I was born on Oʻahu and am of Kanaka Maoli descent. I grew up in California and returned to Hawaiʻi nei in 1985. In 1991 I earned my bachelor's in Hawaiian language, and immediately began teaching Hawaiian here at UH Mānoa. In 1993 I completed a master's degree in Library and Information Studies, and in 1999 earned my doctorate in political science. I joined the faculty of political science in Fall 2001 and now serve as a full professor. I teach courses in Hawaiian and Indigenous politics, as well as Hawaiian language. My books include Aloha Betrayed: Native Hawaiian Resistance to American Colonialism and The Power of the Steel-tipped Pen: Reconstructing Native Hawaiian Intellectual History, both published by Duke University Press.

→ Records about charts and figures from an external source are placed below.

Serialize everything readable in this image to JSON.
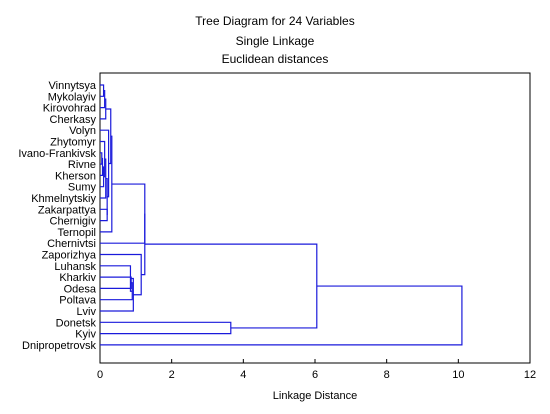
{
  "chart_data": {
    "type": "dendrogram",
    "title_lines": [
      "Tree Diagram for 24  Variables",
      "Single Linkage",
      "Euclidean distances"
    ],
    "xlabel": "Linkage Distance",
    "xlim": [
      0,
      12
    ],
    "xticks": [
      0,
      2,
      4,
      6,
      8,
      10,
      12
    ],
    "grid": false,
    "colors": {
      "tree": "#1a1adb",
      "frame": "#000000",
      "text": "#000000"
    },
    "leaves": [
      "Vinnytsya",
      "Mykolayiv",
      "Kirovohrad",
      "Cherkasy",
      "Volyn",
      "Zhytomyr",
      "Ivano-Frankivsk",
      "Rivne",
      "Kherson",
      "Sumy",
      "Khmelnytskiy",
      "Zakarpattya",
      "Chernigiv",
      "Ternopil",
      "Chernivtsi",
      "Zaporizhya",
      "Luhansk",
      "Kharkiv",
      "Odesa",
      "Poltava",
      "Lviv",
      "Donetsk",
      "Kyiv",
      "Dnipropetrovsk"
    ],
    "merges": [
      {
        "a": "Ivano-Frankivsk",
        "b": "Rivne",
        "distance": 0.05
      },
      {
        "a": "m1",
        "b": "Kherson",
        "distance": 0.07
      },
      {
        "a": "m2",
        "b": "Sumy",
        "distance": 0.1
      },
      {
        "a": "Zhytomyr",
        "b": "m3",
        "distance": 0.13
      },
      {
        "a": "Vinnytsya",
        "b": "Mykolayiv",
        "distance": 0.1
      },
      {
        "a": "m5",
        "b": "Kirovohrad",
        "distance": 0.13
      },
      {
        "a": "m6",
        "b": "Cherkasy",
        "distance": 0.16
      },
      {
        "a": "m4",
        "b": "Khmelnytskiy",
        "distance": 0.16
      },
      {
        "a": "Zakarpattya",
        "b": "Chernigiv",
        "distance": 0.2
      },
      {
        "a": "m8",
        "b": "m9",
        "distance": 0.2
      },
      {
        "a": "Volyn",
        "b": "m10",
        "distance": 0.24
      },
      {
        "a": "m7",
        "b": "m11",
        "distance": 0.3
      },
      {
        "a": "m12",
        "b": "Ternopil",
        "distance": 0.33
      },
      {
        "a": "Kharkiv",
        "b": "Odesa",
        "distance": 0.87
      },
      {
        "a": "m14",
        "b": "Poltava",
        "distance": 0.9
      },
      {
        "a": "Luhansk",
        "b": "m15",
        "distance": 0.85
      },
      {
        "a": "m16",
        "b": "Lviv",
        "distance": 0.93
      },
      {
        "a": "Zaporizhya",
        "b": "m17",
        "distance": 1.15
      },
      {
        "a": "m13",
        "b": "Chernivtsi",
        "distance": 1.25
      },
      {
        "a": "m19",
        "b": "m18",
        "distance": 1.25
      },
      {
        "a": "Donetsk",
        "b": "Kyiv",
        "distance": 3.65
      },
      {
        "a": "m20",
        "b": "m21",
        "distance": 6.05
      },
      {
        "a": "m22",
        "b": "Dnipropetrovsk",
        "distance": 10.1
      }
    ]
  }
}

- PhD, Political Science, University of Hawaiʻi at Mānoa, 1999
- MLIS, School of Library and Information Studies, University of Hawaiʻi at Mānoa, 1993
- BA (with distinction), Hawaiian Language, University of Hawaiʻi at Mānoa, 1991
- POLS 302: Native Hawaiian Politics
- POLS 303: (Alpha) Topics in Hawai‘i Politics
- POLS 304: Indigenous Politics
- POLS 344: Nâ Politika ma ka Nûhou Hawai‘i – Politics in Hawaiian Language Media
I continue to be interested in recovering Kanaka Maoli history and literature through reading underused texts in Hawaiian from the 19th and early 20th centuries. I am interested in developing theory from within Hawaiian epistemologies and worldviews.